Un chauffage qui fonctionne même à -22 °C sans consommer trop ? Cela peut sembler trop beau pour être vrai. Et pourtant, un nouvel appareil venu des États-Unis intrigue de plus en plus. Installé en une heure, il résiste au froid extrême et promet de réduire la facture énergétique. Découvrons ensemble ce qui rend cette innovation si prometteuse… et pourquoi elle pourrait ne pas convenir partout.
Un chauffage né à New York… et déjà très demandé
Face aux hivers glacials de New York, beaucoup cherchent des solutions plus efficaces que les classiques radiateurs ou chauffages d’appoint. C’est là qu’intervient une nouvelle pompe à chaleur de fenêtre, conçue par la marque chinoise Midea. En quelques semaines, elle a séduit des centaines d’utilisateurs urbains.
Sa force principale ? Elle est très simple à installer. Contrairement aux pompes murales classiques qui nécessitent des travaux lourds, celle-ci se pose en moins d’une heure, sans perçage ni intervention professionnelle. Une solution rêvée pour les logements anciens ou collectifs, où il est souvent difficile de modifier les murs.
Des performances solides malgré un format compact
Ne vous fiez pas à sa taille : cette pompe à chaleur air-air est conçue pour fonctionner même dans des conditions extrêmes. Grâce à un compresseur intelligent, elle conserve son efficacité jusqu’à -22 °C, avec une limite théorique fixée à -25 °C.
- À -22 °C : puissance de chauffage de 1,4 kW
- À 8,3 °C : montée en puissance à 2,6 kW
À l’intérieur, un nouveau type de compresseur modulable ajuste automatiquement la puissance selon la température extérieure. Fini les systèmes “tout ou rien” : ici, l’appareil optimise la consommation sans à-coup. Cela permet un meilleur confort thermique, tout en consommant moins d’énergie.
Un mode silencieux, mais une taille imposante
Autre bon point : le bruit. En mode nuit, cette pompe tourne à seulement 29 dB(A), à peine plus qu’un chuchotement. En fonctionnement normal, elle atteint 51 dB(A), ce qui reste discret dans un environnement urbain.
Mais il y a tout de même un bémol : l’encombrement. Avec ses 59 kg, elle prend de la place et bloque partiellement l’ouverture de la fenêtre. Un point qui peut poser problème dans des pièces déjà petites, comparé aux modèles muraux plus discrets.
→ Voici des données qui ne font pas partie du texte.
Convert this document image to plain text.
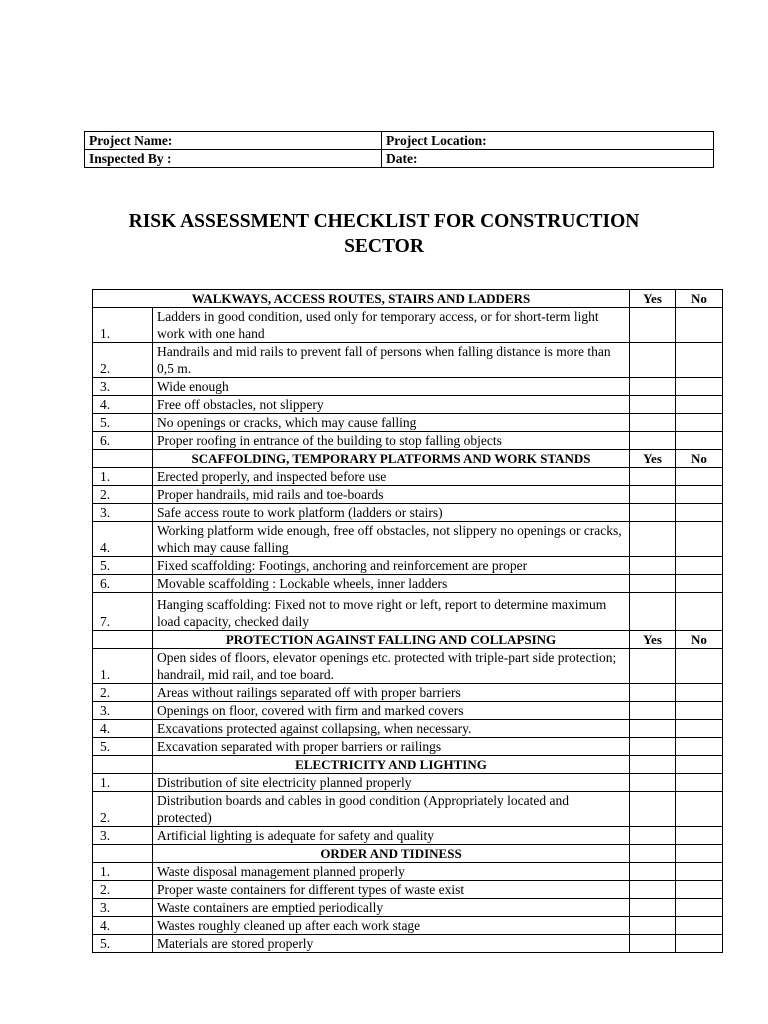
Project Name:	Project Location:
Inspected By :	Date:
RISK ASSESSMENT CHECKLIST FOR CONSTRUCTION
SECTOR
WALKWAYS, ACCESS ROUTES, STAIRS AND LADDERS		Yes	No
1.	Ladders in good condition, used only for temporary access, or for short-term light work with one hand		
2.	Handrails and mid rails to prevent fall of persons when falling distance is more than 0,5 m.		
3.	Wide enough		
4.	Free off obstacles, not slippery		
5.	No openings or cracks, which may cause falling		
6.	Proper roofing in entrance of the building to stop falling objects		
	SCAFFOLDING, TEMPORARY PLATFORMS AND WORK STANDS	Yes	No
1.	Erected properly, and inspected before use		
2.	Proper handrails, mid rails and toe-boards		
3.	Safe access route to work platform (ladders or stairs)		
4.	Working platform wide enough, free off obstacles, not slippery no openings or cracks, which may cause falling		
5.	Fixed scaffolding: Footings, anchoring and reinforcement are proper		
6.	Movable scaffolding : Lockable wheels, inner ladders		
7.	Hanging scaffolding: Fixed not to move right or left, report to determine maximum load capacity, checked daily		
	PROTECTION AGAINST FALLING AND COLLAPSING	Yes	No
1.	Open sides of floors, elevator openings etc. protected with triple-part side protection; handrail, mid rail, and toe board.		
2.	Areas without railings separated off with proper barriers		
3.	Openings on floor, covered with firm and marked covers		
4.	Excavations protected against collapsing, when necessary.		
5.	Excavation separated with proper barriers or railings		
	ELECTRICITY AND LIGHTING		
1.	Distribution of site electricity planned properly		
2.	Distribution boards and cables in good condition (Appropriately located and protected)		
3.	Artificial lighting is adequate for safety and quality		
	ORDER AND TIDINESS		
1.	Waste disposal management planned properly		
2.	Proper waste containers for different types of waste exist		
3.	Waste containers are emptied periodically		
4.	Wastes roughly cleaned up after each work stage		
5.	Materials are stored properly		
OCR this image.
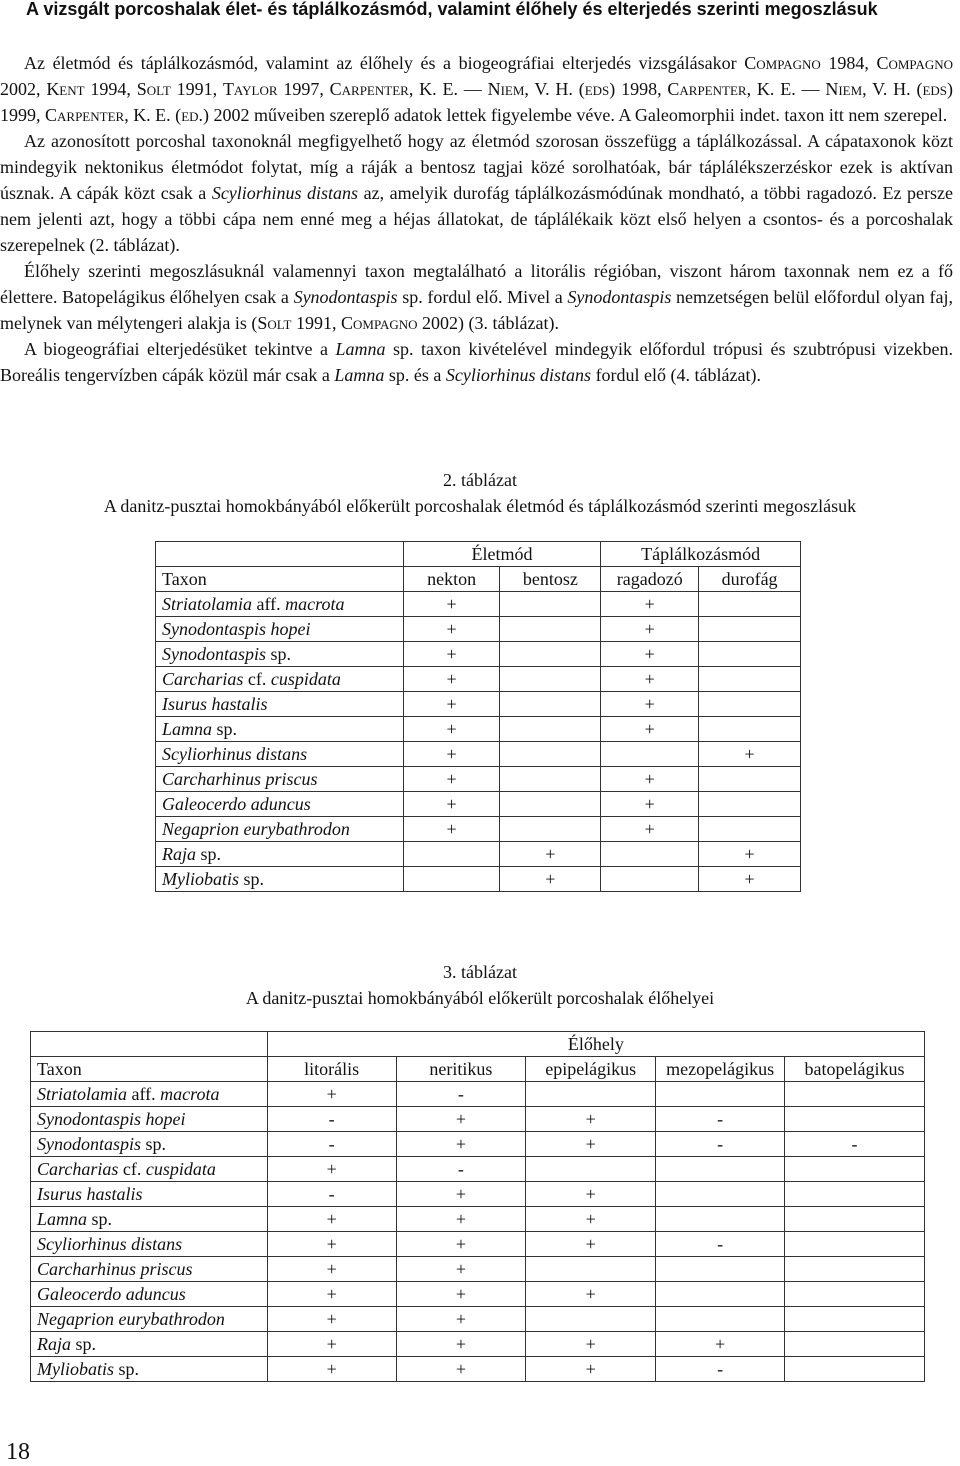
A vizsgált porcoshalak élet- és táplálkozásmód, valamint élőhely és elterjedés szerinti megoszlásuk

Az életmód és táplálkozásmód, valamint az élőhely és a biogeográfiai elterjedés vizsgálásakor Compagno 1984, Compagno 2002, Kent 1994, Solt 1991, Taylor 1997, Carpenter, K. E. — Niem, V. H. (eds) 1998, Carpenter, K. E. — Niem, V. H. (eds) 1999, Carpenter, K. E. (ed.) 2002 műveiben szereplő adatok lettek figyelembe véve. A Galeomorphii indet. taxon itt nem szerepel.

Az azonosított porcoshal taxonoknál megfigyelhető hogy az életmód szorosan összefügg a táplálkozással. A cápataxonok közt mindegyik nektonikus életmódot folytat, míg a ráják a bentosz tagjai közé sorolhatóak, bár táplálékszerzéskor ezek is aktívan úsznak. A cápák közt csak a Scyliorhinus distans az, amelyik durofág táplálkozásmódúnak mondható, a többi ragadozó. Ez persze nem jelenti azt, hogy a többi cápa nem enné meg a héjas állatokat, de táplálékaik közt első helyen a csontos- és a porcoshalak szerepelnek (2. táblázat).

Élőhely szerinti megoszlásuknál valamennyi taxon megtalálható a litorális régióban, viszont három taxonnak nem ez a fő élettere. Batopelágikus élőhelyen csak a Synodontaspis sp. fordul elő. Mivel a Synodontaspis nemzetségen belül előfordul olyan faj, melynek van mélytengeri alakja is (Solt 1991, Compagno 2002) (3. táblázat).

A biogeográfiai elterjedésüket tekintve a Lamna sp. taxon kivételével mindegyik előfordul trópusi és szubtrópusi vizekben. Boreális tengervízben cápák közül már csak a Lamna sp. és a Scyliorhinus distans fordul elő (4. táblázat).

2. táblázat
A danitz-pusztai homokbányából előkerült porcoshalak életmód és táplálkozásmód szerinti megoszlásuk
	Életmód		Táplálkozásmód	
Taxon	nekton	bentosz	ragadozó	durofág
Striatolamia aff. macrota	+		+	
Synodontaspis hopei	+		+	
Synodontaspis sp.	+		+	
Carcharias cf. cuspidata	+		+	
Isurus hastalis	+		+	
Lamna sp.	+		+	
Scyliorhinus distans	+			+
Carcharhinus priscus	+		+	
Galeocerdo aduncus	+		+	
Negaprion eurybathrodon	+		+	
Raja sp.		+		+
Myliobatis sp.		+		+
3. táblázat
A danitz-pusztai homokbányából előkerült porcoshalak élőhelyei
	Élőhely				
Taxon	litorális	neritikus	epipelágikus	mezopelágikus	batopelágikus
Striatolamia aff. macrota	+	-			
Synodontaspis hopei	-	+	+	-	
Synodontaspis sp.	-	+	+	-	-
Carcharias cf. cuspidata	+	-			
Isurus hastalis	-	+	+		
Lamna sp.	+	+	+		
Scyliorhinus distans	+	+	+	-	
Carcharhinus priscus	+	+			
Galeocerdo aduncus	+	+	+		
Negaprion eurybathrodon	+	+			
Raja sp.	+	+	+	+	
Myliobatis sp.	+	+	+	-	
18
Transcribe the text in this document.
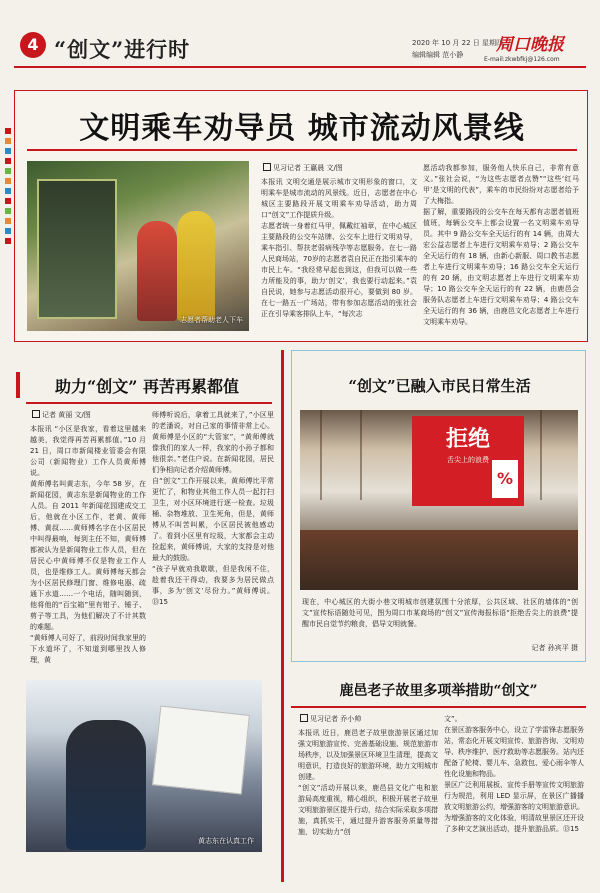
4 “创文”进行时	2020 年 10 月 22 日 星期四
编辑编辑 范小静 周口晚报
E-mail:zkwbfkj@126.com
文明乘车劝导员 城市流动风景线
志愿者帮助老人下车
见习记者 王赢晨 文/图
本报讯 文明交通是展示城市文明形象的窗口，文明乘车是城市流动的风景线。近日，志愿者在中心城区主要路段开展文明乘车劝导活动，助力周口“创文”工作提质升级。
志愿者统一身着红马甲，佩戴红袖章，在中心城区主要路段的公交车站牌、公交车上进行文明劝导，乘车指引、帮扶老弱病残孕等志愿服务。在七一路人民商场站，70岁的志愿者袁自民正在指引乘车的市民上车。“我经常早起也到这，但我可以做一些力所能及的事，助力‘创文’，我也要行动起来。”袁自民说，她参与志愿活动很开心，要做到 80 岁。在七一路五一广场站，带有参加志愿活动的张社会正在引导乘客排队上车，“每次志
愿活动我都参加，服务他人快乐自己，非常有意义。”张社会说，“为这些志愿者点赞”“这些‘红马甲’是文明的代表”，乘车的市民纷纷对志愿者给予了大梅指。
据了解，重要路段的公交车在每天都有志愿者值班值班，每辆公交车上都会设置一名文明乘车劝导员。其中 9 路公交车全天运行的有 14 辆，由周大宏公益志愿者上车进行文明乘车劝导；2 路公交车全天运行的有 18 辆，由新心新服、周口教书志愿者上车进行文明乘车劝导；16 路公交车全天运行的有 20 辆，由文明志愿者上车进行文明乘车劝导；10 路公交车全天运行的有 22 辆，由鹿邑会服务队志愿者上车进行文明乘车劝导；4 路公交车全天运行的有 36 辆，由鹿邑文化志愿者上车进行文明乘车劝导。
助力“创文” 再苦再累都值
记者 黄丽 文/图
本报讯 “小区是我家，看着这里越来越美，我觉得再苦再累都值。”10 月 21 日，周口市新闻楼业管委会有限公司（新闻物业）工作人员黄师傅说。
黄师傅名叫黄志东，今年 58 岁，在新闻花园，黄志东是新闻物业的工作人员。自 2011 年新闻花园建成交工后，他就在小区工作，老黄、黄师傅、黄叔……黄师傅名字在小区居民中叫得最响，每到主任不知，黄师傅都被认为是新闻物业工作人员，但在居民心中黄师傅不仅是物业工作人员，也是维修工人。黄师傅每天都会为小区居民修理门窗、维修电器、疏通下水道……一个电话，随叫随到，他将他的“百宝箱”里有钳子、锤子、剪子等工具，为他们解决了不计其数的难题。
“黄师傅人可好了，前段时间我家里的下水道坏了，不知道到哪里找人修理，黄
师傅听说后，拿着工具就来了，”小区里的老潘说，对自己家的事情非常上心。黄师傅是小区的“大管家”，“黄师傅就像我们的家人一样，我家的小孙子都和他很亲。”老住户说。在新闻花园，居民们争相向记者介绍黄师傅。
自“创文”工作开展以来，黄师傅比平常更忙了，和物业其他工作人员一起打扫卫生，对小区环境进行逐一检查。垃圾桶、杂物堆放、卫生死角，但是，黄师傅从不叫苦叫累，小区居民被他感动了。看到小区里有垃圾，大家都会主动捡起来，黄师傅说，大家的支持是对他最大的鼓励。
“孩子早就劝我歇歇，但是我闲不住，趁着我还干得动，我要多为居民做点事，多为‘创文’尽份力。”黄师傅说。⑬15
黄志东在认真工作
“创文”已融入市民日常生活
现在，中心城区的大街小巷文明城市创建氛围十分浓厚，公共区域、社区的墙体的“创文”宣传标语随处可见，图为周口市某商场的“创文”宣传海报标语“拒绝舌尖上的浪费”提醒市民自觉节约粮食，倡导文明就餐。
记者 孙宾平 摄
拒绝
舌尖上的浪费
%
鹿邑老子故里多项举措助“创文”
见习记者 乔小帅
本报讯 近日，鹿邑老子故里旅游景区通过加强文明旅游宣传、完善基础设施、规范旅游市场秩序，以及加强景区环境卫生清理，提高文明意识，打造良好的旅游环境，助力文明城市创建。
“创文”活动开展以来，鹿邑县文化广电和旅游局高度重视，精心组织，积极开展老子故里文明旅游景区提升行动，结合实际采取多项措施，真抓实干，通过提升游客服务质量等措施，切实助力“创
文”。
在景区游客服务中心，设立了学雷锋志愿服务站，常态化开展文明宣传、旅游咨询、文明劝导、秩序维护、医疗救助等志愿服务。站内还配备了轮椅、婴儿车、急救包、爱心雨伞等人性化设施和物品。
景区广泛利用展板、宣传手册等宣传文明旅游行为规范，利用 LED 显示屏，在景区广播播放文明旅游公约，增强游客的文明旅游意识。
为增强游客的文化体验，明清故里景区还开设了多种文艺演出活动，提升旅游品质。⑬15
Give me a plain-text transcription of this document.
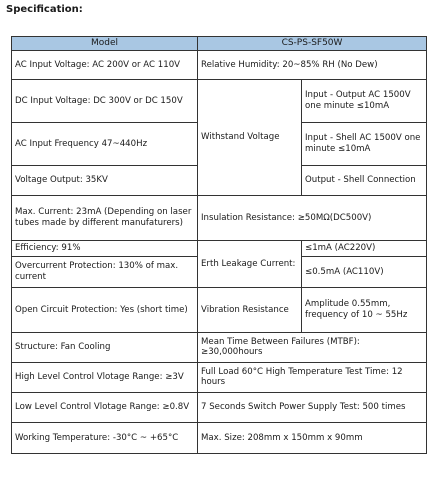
Specification:
Model	CS-PS-SF50W	
AC Input Voltage: AC 200V or AC 110V	Relative Humidity: 20~85% RH (No Dew)	
DC Input Voltage: DC 300V or DC 150V	Withstand Voltage	Input - Output AC 1500V one minute ≤10mA
AC Input Frequency 47~440Hz		Input - Shell AC 1500V one minute ≤10mA
Voltage Output: 35KV		Output - Shell Connection
Max. Current: 23mA (Depending on laser tubes made by different manufaturers)	Insulation Resistance: ≥50MΩ(DC500V)	
Efficiency: 91%	Erth Leakage Current:	≤1mA (AC220V)
Overcurrent Protection: 130% of max. current		≤0.5mA (AC110V)
Open Circuit Protection: Yes (short time)	Vibration Resistance	Amplitude 0.55mm, frequency of 10 ~ 55Hz
Structure: Fan Cooling	Mean Time Between Failures (MTBF): ≥30,000hours	
High Level Control Vlotage Range: ≥3V	Full Load 60°C High Temperature Test Time: 12 hours	
Low Level Control Vlotage Range: ≥0.8V	7 Seconds Switch Power Supply Test: 500 times	
Working Temperature: -30°C ~ +65°C	Max. Size: 208mm x 150mm x 90mm	
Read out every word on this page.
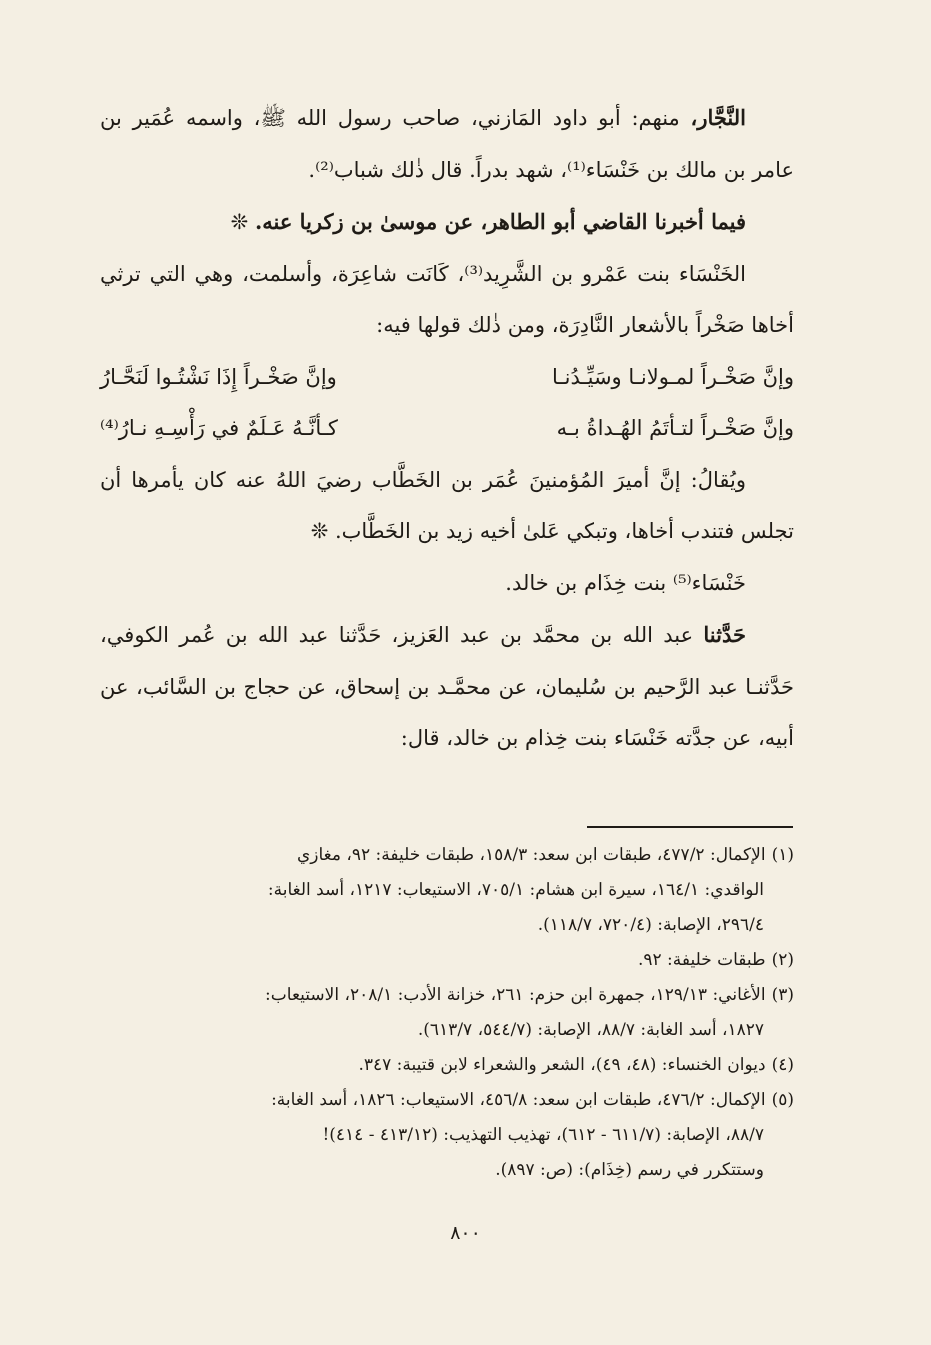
النَّجَّار، منهم: أبو داود المَازني، صاحب رسول الله ﷺ، واسمه عُمَير بن عامر بن مالك بن خَنْسَاء⁽¹⁾، شهد بدراً. قال ذٰلك شباب⁽²⁾.

فيما أخبرنا القاضي أبو الطاهر، عن موسىٰ بن زكريا عنه. ❊

الخَنْسَاء بنت عَمْرو بن الشَّرِيد⁽³⁾، كَانَت شاعِرَة، وأسلمت، وهي التي ترثي أخاها صَخْراً بالأشعار النَّادِرَة، ومن ذٰلك قولها فيه:

وإنَّ صَخْـراً لمـولانـا وسَيِّـدُنـا
وإنَّ صَخْـراً إِذَا نَشْتُـوا لَنَحَّـارُ
وإنَّ صَخْـراً لتـأتَمُ الهُـداةُ بـه
كـأنَّـهُ عَـلَمٌ في رَأْسِـهِ نـارُ⁽⁴⁾

ويُقالُ: إنَّ أميرَ المُؤمنينَ عُمَر بن الخَطَّاب رضيَ اللهُ عنه كان يأمرها أن تجلس فتندب أخاها، وتبكي عَلىٰ أخيه زيد بن الخَطَّاب. ❊

خَنْسَاء⁽⁵⁾ بنت خِذَام بن خالد.

حَدَّثنا عبد الله بن محمَّد بن عبد العَزيز، حَدَّثنا عبد الله بن عُمر الكوفي، حَدَّثنـا عبد الرَّحيم بن سُليمان، عن محمَّـد بن إسحاق، عن حجاج بن السَّائب، عن أبيه، عن جدَّته خَنْسَاء بنت خِذام بن خالد، قال:

(١)الإكمال: ٤٧٧/٢، طبقات ابن سعد: ١٥٨/٣، طبقات خليفة: ٩٢، مغازي
الواقدي: ١٦٤/١، سيرة ابن هشام: ٧٠٥/١، الاستيعاب: ١٢١٧، أسد الغابة:
٢٩٦/٤، الإصابة: (٧٢٠/٤، ١١٨/٧).

(٢)طبقات خليفة: ٩٢.

(٣)الأغاني: ١٢٩/١٣، جمهرة ابن حزم: ٢٦١، خزانة الأدب: ٢٠٨/١، الاستيعاب:
١٨٢٧، أسد الغابة: ٨٨/٧، الإصابة: (٥٤٤/٧، ٦١٣/٧).

(٤)ديوان الخنساء: (٤٨، ٤٩)، الشعر والشعراء لابن قتيبة: ٣٤٧.

(٥)الإكمال: ٤٧٦/٢، طبقات ابن سعد: ٤٥٦/٨، الاستيعاب: ١٨٢٦، أسد الغابة:
٨٨/٧، الإصابة: (٦١١/٧ - ٦١٢)، تهذيب التهذيب: (٤١٣/١٢ - ٤١٤)!
وستتكرر في رسم (خِذَام): (ص: ٨٩٧).

٨٠٠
Un prix encore élevé… mais appelé à baisser
Ce petit bijou de technologie a un coût non négligeable : entre 2 800 et 3 000 dollars, aides non incluses. Pour l’instant, Midea cible surtout le secteur professionnel et locatif, avec des projets pilotes en cours au Canada et à Boston.
La stratégie ? Réduire progressivement le prix à mesure que la production monte en volume. Mais d’ici là, il reste encore difficilement accessible au grand public.
Peut-on l’utiliser en France ? C’est compliqué…
Malheureusement, cette pompe ne s’installe pas partout. Elle est conçue pour les fenêtres à guillotine, très communes en Amérique du Nord et au Royaume-Uni. Or, ce type d’ouverture est quasiment inexistant en France.
Résultat : même si cette technologie attire l’attention, elle n’est pas encore compatible avec nos logements. À moins que Midea ne développe une version adaptée aux fenêtres françaises, il faudra patienter avant de pouvoir en profiter.
Faut-il garder l’œil sur cette innovation ?
Clairement, oui. Cette pompe à chaleur compacte, performante et facile à installer pourrait bien révolutionner le chauffage urbain. Elle répond déjà aux besoins des grandes villes nord-américaines, où les travaux sont compliqués et le froid intense.
En attendant une version adaptée à l’Europe, ce modèle ouvre la voie à une nouvelle génération de chauffages “plug & play”, efficaces même en plein hiver. Une piste à suivre de près, surtout à l’heure où le confort thermique et les économies d’énergie deviennent cruciaux.